Our next question comes from David Harmon with UBS. Please proceed with your question.

Hello, Safi. Congratulations on your quarter. Can you hear me, by the way?

We can hear you great.

Oliver sends his best. He's on his way to Australia right now. A year ago, the investor group that I work with and I were asking some of the same questions that Joe just asked. And the comment was that the fastest route was through the heme indications, and you probably would have, because of that rate of success that you anticipated having, you're going to have something on that this year. The comments this morning on the net and again this afternoon, and I think the comments as I remember in the annual meeting were that the heme was, in fact, coming along very well. And yet, they weren't mentioned by the analysts on the net this morning, and basically, not mentioned much in this conference call. Could you clarify the comments that have been made before that the heme was the disease -- under the most likely to show the best results earliest?

When one works in hematology cancers, one has an objective marker, which is looking at white blood cell count which is -- it can be an advantage in speed relative to working with solid tumor cancers where you're looking at scans, that are more difficult. Depending on the type of hematologic cancer, there's certainly the possibility of going quickly. But, as we've spent more time and treated more patients in solid tumor cancers, and also in the last couple of years as the genetic profiling has gotten more and more sophisticated in solid tumor cancers, for example the ALK translocation mutation in lung cancer, similar things in melanoma, breast cancer, it becomes clear that one can move quite quickly in solid tumor cancers if you really understand the science of your drug and the patient sub-populations where your drug is working.

We'll have more to say about past the phase-three in time and phase-three, as we get a little farther and present results at meetings. Right now, I don't think we've said much in the last year or so about whether we're leaning toward heme or solid tumors, other than the press release we issued in the spring, saying that we've met in lung cancer, the interim activity criteria in one of the cohorts.

Do I remember correctly, that you feel that the lung cancer market is bigger than the heme market.

There are more deaths in lung cancers than deaths in the next several leading cancers combined. It is an opportunity -- a patient population and a mortality which is extremely high, it's the highest. But the market opportunity and how the economics play out depend on the specifics of what population you're targeting or what sub-population you're targeting, and how long people use your drug. In general, lung cancer has the largest number of deaths of any particular cancer type. But, the exact economics of how that plays out depends more specifically on the data in which patients your drug is targeting.

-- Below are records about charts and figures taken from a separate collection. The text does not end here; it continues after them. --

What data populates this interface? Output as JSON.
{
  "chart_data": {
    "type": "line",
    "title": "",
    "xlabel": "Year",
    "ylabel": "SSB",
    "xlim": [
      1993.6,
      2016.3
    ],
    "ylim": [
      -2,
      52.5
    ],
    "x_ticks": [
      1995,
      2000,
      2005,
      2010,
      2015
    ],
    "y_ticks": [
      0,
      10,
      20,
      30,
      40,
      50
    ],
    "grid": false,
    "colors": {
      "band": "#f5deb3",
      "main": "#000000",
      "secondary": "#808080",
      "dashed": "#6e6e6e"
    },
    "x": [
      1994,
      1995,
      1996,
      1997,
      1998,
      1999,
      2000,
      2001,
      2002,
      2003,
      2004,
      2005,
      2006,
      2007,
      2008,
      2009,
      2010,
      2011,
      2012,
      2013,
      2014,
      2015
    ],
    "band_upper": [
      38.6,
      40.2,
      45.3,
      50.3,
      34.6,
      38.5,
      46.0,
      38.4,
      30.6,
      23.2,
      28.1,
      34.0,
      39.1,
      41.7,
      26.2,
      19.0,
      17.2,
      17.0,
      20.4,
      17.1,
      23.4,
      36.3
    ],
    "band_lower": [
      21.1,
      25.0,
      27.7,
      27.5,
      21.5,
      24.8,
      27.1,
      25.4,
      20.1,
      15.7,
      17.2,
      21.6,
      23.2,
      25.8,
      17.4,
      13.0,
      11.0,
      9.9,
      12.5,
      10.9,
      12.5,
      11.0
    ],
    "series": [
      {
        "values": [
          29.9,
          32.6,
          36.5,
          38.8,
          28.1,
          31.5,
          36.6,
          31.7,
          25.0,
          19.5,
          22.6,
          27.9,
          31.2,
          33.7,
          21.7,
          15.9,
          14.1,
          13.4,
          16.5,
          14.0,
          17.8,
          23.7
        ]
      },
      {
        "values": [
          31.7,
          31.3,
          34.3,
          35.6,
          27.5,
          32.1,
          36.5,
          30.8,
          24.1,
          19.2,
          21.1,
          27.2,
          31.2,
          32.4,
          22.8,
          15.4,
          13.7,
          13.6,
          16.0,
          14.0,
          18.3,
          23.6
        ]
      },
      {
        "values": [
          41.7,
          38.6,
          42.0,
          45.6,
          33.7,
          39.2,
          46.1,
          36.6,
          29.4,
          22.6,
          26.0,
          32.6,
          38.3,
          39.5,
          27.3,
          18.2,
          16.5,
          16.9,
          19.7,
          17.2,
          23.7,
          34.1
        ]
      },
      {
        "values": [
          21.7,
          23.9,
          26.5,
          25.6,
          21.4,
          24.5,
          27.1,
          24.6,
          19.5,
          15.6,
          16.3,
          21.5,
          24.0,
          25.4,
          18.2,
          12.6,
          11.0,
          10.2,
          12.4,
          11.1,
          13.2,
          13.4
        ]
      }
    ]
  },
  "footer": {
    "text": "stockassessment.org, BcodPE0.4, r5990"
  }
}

Do you care to comment on the implications of having successful lung cancer trials here in the United States and what the effect could be on markets in China and Japan?

I'll take that question. This is Vojo Vukovic. As you can see from our press releases, and from the information published on our website, we are targeting a relatively broad range of solid tumors. And some of the recent initiated trials, specifically the investor-sponsored trials, such as gastric cancer or hepatocellular cancer have global significance. And are particular importance for the market in Asia because of the high prevalence of these diseases.

Appreciate it. Thank you.

There are no further questions at this time. That concludes the question-and answer session. I will now turn the conference back over to Dr. Bahcall for closing comments.

Thank you everybody for your time and attention today.

Ladies and gentlemen, this concludes today's call. You may now disconnect your lines.